It took me a moment this morning to realize I recognized the sound: the year’s first two 17-year cicadas. High in a 30-foot maple I'd just walked past, one cicada buzzed a 2-second vibrato and another buzzed back in a slightly higher tone. Hooray for them, I thought, and stopped to listen.
Three mornings ago on the same route to get coffee, I’d finally seen some cicada shells scattered on the sidewalks -- a hundred maybe, over the course of a 2-mile round trip. A couple of very warm days followed, and yesterday I'd estimated a thousand shells over the same route. I’d even seen live adults and been fascinated, again, by the shiny metallic green in their coloring -- the purest gold, I’d have guessed, if gold came in green.

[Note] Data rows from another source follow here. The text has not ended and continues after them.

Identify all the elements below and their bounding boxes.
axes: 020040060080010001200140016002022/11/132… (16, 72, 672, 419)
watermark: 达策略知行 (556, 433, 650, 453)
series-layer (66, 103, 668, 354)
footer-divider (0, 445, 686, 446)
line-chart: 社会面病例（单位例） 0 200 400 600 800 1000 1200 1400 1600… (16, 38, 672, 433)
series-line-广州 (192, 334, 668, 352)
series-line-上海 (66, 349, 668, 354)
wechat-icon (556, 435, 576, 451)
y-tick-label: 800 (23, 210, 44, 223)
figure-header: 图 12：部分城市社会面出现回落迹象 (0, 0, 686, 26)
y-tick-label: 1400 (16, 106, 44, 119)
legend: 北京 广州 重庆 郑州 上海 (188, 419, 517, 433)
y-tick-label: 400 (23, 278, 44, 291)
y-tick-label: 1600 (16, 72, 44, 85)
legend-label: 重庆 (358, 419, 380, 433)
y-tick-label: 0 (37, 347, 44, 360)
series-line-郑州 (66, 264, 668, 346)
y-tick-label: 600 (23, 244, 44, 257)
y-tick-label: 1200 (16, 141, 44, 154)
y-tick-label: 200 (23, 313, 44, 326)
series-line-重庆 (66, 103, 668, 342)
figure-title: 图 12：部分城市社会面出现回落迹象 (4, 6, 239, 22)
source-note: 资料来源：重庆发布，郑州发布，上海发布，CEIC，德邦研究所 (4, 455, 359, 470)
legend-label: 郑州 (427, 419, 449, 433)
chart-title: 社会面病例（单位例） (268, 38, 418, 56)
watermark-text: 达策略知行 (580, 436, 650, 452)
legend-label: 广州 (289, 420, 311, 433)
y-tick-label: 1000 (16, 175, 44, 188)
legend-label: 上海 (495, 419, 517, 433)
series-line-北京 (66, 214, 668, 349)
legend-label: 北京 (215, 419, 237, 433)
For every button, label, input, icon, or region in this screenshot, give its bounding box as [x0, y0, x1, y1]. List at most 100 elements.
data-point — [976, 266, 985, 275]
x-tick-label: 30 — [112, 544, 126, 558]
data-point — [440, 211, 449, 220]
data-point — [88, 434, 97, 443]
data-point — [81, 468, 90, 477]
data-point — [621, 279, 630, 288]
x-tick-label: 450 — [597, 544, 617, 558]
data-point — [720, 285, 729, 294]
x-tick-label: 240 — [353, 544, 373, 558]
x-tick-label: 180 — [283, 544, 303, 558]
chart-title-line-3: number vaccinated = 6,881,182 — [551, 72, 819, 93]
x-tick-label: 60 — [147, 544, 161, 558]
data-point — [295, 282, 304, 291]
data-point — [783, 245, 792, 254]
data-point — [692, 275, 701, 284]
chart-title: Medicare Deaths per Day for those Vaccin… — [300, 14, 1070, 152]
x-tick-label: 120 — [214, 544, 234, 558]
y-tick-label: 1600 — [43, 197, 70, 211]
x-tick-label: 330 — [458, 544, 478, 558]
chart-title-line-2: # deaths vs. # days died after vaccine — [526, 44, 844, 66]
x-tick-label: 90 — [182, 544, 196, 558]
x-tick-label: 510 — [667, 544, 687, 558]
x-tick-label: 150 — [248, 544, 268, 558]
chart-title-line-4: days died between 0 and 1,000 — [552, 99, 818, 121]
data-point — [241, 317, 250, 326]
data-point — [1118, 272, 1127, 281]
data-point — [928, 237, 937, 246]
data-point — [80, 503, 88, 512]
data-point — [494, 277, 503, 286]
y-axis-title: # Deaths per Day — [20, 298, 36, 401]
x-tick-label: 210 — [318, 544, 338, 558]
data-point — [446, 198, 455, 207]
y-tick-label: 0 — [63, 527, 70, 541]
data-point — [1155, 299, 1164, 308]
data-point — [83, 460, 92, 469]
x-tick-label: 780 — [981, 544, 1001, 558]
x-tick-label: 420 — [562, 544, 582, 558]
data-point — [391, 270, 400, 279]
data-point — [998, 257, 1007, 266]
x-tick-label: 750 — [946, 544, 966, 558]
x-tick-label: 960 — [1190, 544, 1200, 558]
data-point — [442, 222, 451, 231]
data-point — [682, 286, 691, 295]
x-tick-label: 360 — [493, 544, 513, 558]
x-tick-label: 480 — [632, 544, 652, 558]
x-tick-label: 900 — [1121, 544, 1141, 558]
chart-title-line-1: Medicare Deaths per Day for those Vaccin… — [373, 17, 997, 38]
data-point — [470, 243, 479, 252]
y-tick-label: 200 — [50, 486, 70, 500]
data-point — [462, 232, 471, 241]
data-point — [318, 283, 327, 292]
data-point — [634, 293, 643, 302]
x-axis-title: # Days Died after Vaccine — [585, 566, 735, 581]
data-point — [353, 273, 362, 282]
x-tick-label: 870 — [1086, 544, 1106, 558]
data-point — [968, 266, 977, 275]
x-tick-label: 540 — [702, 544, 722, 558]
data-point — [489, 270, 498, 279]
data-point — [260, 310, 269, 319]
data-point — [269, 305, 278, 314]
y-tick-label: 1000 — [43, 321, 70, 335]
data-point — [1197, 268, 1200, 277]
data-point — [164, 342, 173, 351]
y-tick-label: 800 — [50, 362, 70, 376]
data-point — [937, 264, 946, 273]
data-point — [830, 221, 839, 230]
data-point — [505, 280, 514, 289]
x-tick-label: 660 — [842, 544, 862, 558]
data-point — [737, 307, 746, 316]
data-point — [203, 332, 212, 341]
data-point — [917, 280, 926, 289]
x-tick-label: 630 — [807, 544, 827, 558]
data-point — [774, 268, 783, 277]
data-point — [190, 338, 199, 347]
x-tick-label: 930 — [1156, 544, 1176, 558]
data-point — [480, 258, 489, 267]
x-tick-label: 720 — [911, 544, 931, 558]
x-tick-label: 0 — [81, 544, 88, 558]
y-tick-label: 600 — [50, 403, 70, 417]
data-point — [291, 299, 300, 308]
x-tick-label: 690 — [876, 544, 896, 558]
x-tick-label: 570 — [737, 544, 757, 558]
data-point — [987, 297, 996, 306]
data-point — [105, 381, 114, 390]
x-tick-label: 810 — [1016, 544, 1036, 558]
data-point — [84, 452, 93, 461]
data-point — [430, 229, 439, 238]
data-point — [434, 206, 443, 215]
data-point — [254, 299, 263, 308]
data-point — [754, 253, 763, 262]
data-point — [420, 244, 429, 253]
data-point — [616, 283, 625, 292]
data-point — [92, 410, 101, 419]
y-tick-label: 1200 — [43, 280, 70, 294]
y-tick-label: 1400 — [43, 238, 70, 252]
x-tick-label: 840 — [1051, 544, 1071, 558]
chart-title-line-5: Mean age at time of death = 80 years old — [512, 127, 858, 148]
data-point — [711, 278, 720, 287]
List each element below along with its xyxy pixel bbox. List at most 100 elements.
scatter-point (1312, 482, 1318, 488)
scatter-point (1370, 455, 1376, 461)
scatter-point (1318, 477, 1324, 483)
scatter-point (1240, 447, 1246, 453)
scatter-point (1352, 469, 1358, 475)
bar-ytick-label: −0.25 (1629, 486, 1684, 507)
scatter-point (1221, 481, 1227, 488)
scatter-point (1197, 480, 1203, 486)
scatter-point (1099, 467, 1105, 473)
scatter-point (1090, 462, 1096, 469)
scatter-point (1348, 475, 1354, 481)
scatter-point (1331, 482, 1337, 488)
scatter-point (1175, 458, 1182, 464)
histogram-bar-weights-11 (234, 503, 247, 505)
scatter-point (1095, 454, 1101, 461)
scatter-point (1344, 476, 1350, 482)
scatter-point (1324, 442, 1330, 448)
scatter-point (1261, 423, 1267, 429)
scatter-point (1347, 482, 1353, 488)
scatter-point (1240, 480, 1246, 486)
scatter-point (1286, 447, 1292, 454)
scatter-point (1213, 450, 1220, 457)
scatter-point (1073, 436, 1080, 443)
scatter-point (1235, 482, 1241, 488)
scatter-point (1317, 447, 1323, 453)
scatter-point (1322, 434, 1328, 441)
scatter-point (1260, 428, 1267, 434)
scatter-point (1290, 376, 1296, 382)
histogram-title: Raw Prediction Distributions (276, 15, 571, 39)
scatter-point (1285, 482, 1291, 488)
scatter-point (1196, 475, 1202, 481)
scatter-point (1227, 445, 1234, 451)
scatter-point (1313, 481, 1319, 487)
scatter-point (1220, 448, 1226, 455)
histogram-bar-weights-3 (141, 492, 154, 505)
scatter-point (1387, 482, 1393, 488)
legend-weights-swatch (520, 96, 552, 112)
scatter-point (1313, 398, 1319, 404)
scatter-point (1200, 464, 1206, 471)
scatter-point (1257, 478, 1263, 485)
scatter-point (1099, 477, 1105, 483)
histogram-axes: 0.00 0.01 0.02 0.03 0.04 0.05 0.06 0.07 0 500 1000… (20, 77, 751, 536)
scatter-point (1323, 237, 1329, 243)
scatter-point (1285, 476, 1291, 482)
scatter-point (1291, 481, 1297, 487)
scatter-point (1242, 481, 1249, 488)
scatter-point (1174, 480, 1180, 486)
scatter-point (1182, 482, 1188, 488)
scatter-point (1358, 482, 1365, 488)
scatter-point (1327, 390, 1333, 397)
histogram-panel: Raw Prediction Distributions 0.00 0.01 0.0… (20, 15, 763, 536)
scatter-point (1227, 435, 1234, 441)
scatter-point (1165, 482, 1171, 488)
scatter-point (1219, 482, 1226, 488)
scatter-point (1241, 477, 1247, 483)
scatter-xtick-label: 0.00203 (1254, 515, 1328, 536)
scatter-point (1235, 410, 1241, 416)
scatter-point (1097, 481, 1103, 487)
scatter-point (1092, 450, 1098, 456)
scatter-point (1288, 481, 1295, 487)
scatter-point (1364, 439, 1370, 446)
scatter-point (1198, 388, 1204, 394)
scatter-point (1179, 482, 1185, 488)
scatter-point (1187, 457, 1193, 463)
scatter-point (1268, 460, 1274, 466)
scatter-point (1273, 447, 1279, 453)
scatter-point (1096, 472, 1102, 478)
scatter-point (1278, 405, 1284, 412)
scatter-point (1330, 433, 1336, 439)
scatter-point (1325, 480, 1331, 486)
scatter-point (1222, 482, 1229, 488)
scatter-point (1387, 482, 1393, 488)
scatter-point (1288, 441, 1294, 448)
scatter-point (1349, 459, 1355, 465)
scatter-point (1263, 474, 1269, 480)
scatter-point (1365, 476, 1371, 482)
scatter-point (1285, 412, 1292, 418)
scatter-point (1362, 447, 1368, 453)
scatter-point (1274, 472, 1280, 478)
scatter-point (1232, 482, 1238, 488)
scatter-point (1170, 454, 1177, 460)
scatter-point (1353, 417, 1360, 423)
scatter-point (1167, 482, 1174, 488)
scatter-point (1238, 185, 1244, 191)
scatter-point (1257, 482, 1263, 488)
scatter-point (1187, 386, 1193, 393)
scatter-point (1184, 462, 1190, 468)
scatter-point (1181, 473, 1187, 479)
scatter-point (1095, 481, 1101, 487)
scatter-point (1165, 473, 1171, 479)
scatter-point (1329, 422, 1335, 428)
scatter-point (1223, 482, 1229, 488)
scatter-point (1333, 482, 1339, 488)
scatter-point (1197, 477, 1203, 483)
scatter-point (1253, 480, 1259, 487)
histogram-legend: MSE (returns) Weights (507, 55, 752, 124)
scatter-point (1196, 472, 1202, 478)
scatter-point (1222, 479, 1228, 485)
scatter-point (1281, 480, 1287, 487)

But this morning, not much. For all I knew, the shells I did see were leftovers from yesterday. My neighborhood is in transition, its early-20th-century houses being torn down and, along with their yards, replaced by McMansions that fill 90% of each lot. Surely, the construction had disrupted the soil and the dormant cicada nymphs. Certainly, there was less yard space to provide the cicadas with a way out. Maybe this year’s emergence of the periodic bugs would be a bust.
But no! In the tree were two who’d made it out and were home free to spend the next month mating. The noise from just those two was impressive, impossible to ignore. And some black birds didn’t ignore it; perhaps a dozen landed in the tree within moments. The cicadas continued their back-and-forth buzzing and then I heard a quick movement and one of the birds squawked.
And then silence, and the birds flew away.